Ufff... No to całe szczęście, bo już się bałem, że ludzie znający red engine odeszli z pracy, a nowo zatrudnieni w zgodzie z polityką DEI są za głupi, żeby się go nauczyć.
Ola boga, ale poruszenie, że silnik zmienili.... i bardzo dobrze !. O ile ich silnik dawał radę to był to koszmar optymalizacyjny, tutaj mogą wynająć, jak sami nie dadzą rady, specjalistów do optymalizacji właśnie UE5, a co! stać ich! bogata firma ! :)
Problemy z open worldami ? Epic zdaje sobie z tego sprawę dlatego najnowsza wersja usprawnia wiele w tym aspekcie więc będzie już tylko lepiej.

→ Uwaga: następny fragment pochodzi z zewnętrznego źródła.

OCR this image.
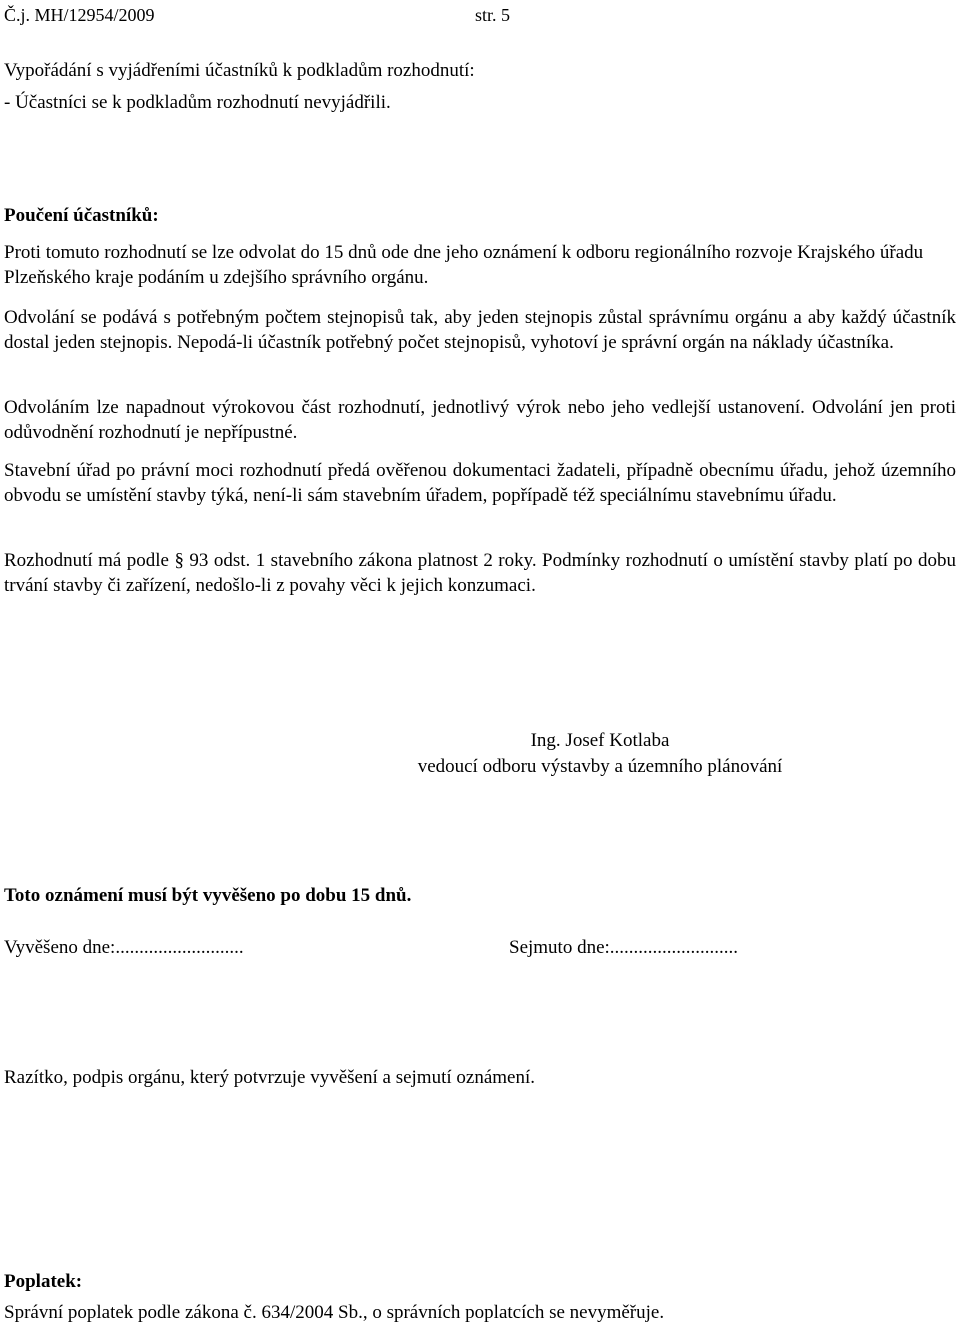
Č.j. MH/12954/2009	str. 5
Vypořádání s vyjádřeními účastníků k podkladům rozhodnutí:
- Účastníci se k podkladům rozhodnutí nevyjádřili.
Poučení účastníků:
Proti tomuto rozhodnutí se lze odvolat do 15 dnů ode dne jeho oznámení k odboru regionálního rozvoje Krajského úřadu Plzeňského kraje podáním u zdejšího správního orgánu.
Odvolání se podává s potřebným počtem stejnopisů tak, aby jeden stejnopis zůstal správnímu orgánu a aby každý účastník dostal jeden stejnopis. Nepodá-li účastník potřebný počet stejnopisů, vyhotoví je správní orgán na náklady účastníka.
Odvoláním lze napadnout výrokovou část rozhodnutí, jednotlivý výrok nebo jeho vedlejší ustanovení. Odvolání jen proti odůvodnění rozhodnutí je nepřípustné.
Stavební úřad po právní moci rozhodnutí předá ověřenou dokumentaci žadateli, případně obecnímu úřadu, jehož územního obvodu se umístění stavby týká, není-li sám stavebním úřadem, popřípadě též speciálnímu stavebnímu úřadu.
Rozhodnutí má podle § 93 odst. 1 stavebního zákona platnost 2 roky. Podmínky rozhodnutí o umístění stavby platí po dobu trvání stavby či zařízení, nedošlo-li z povahy věci k jejich konzumaci.
Ing. Josef Kotlaba
vedoucí odboru výstavby a územního plánování
Toto oznámení musí být vyvěšeno po dobu 15 dnů.
Vyvěšeno dne:...........................	Sejmuto dne:...........................
Razítko, podpis orgánu, který potvrzuje vyvěšení a sejmutí oznámení.
Poplatek:
Správní poplatek podle zákona č. 634/2004 Sb., o správních poplatcích se nevyměřuje.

No szkoda tylko że historia aktualizacji, poprawek i dlc do cp 2077 pokazuje co innego, pokazuje rzeczywistość, a ta jest taka, że absolutnie wszystko zajmowało im bardzo dużo czasu, to nie przypadek.
To nie znaczy, że nie mają być dumni z silnika, też byłbym dumny, ale rzeczywistość weryfikuje te twierdzenia.
Jeżeli chcecie te wleczące się w nieskończoność aktualizacje, poprawki i dlc zrzucić na zarządzanie, a nie silnik, to nawet jeszcze gorzej, bo silnik można zmienić, ale nie koniecznie rozwiąże to problem zrządzania.
Tak wiec dla mnie sprawa jest prosta, im to uwierzę już tylko gdy zobaczę.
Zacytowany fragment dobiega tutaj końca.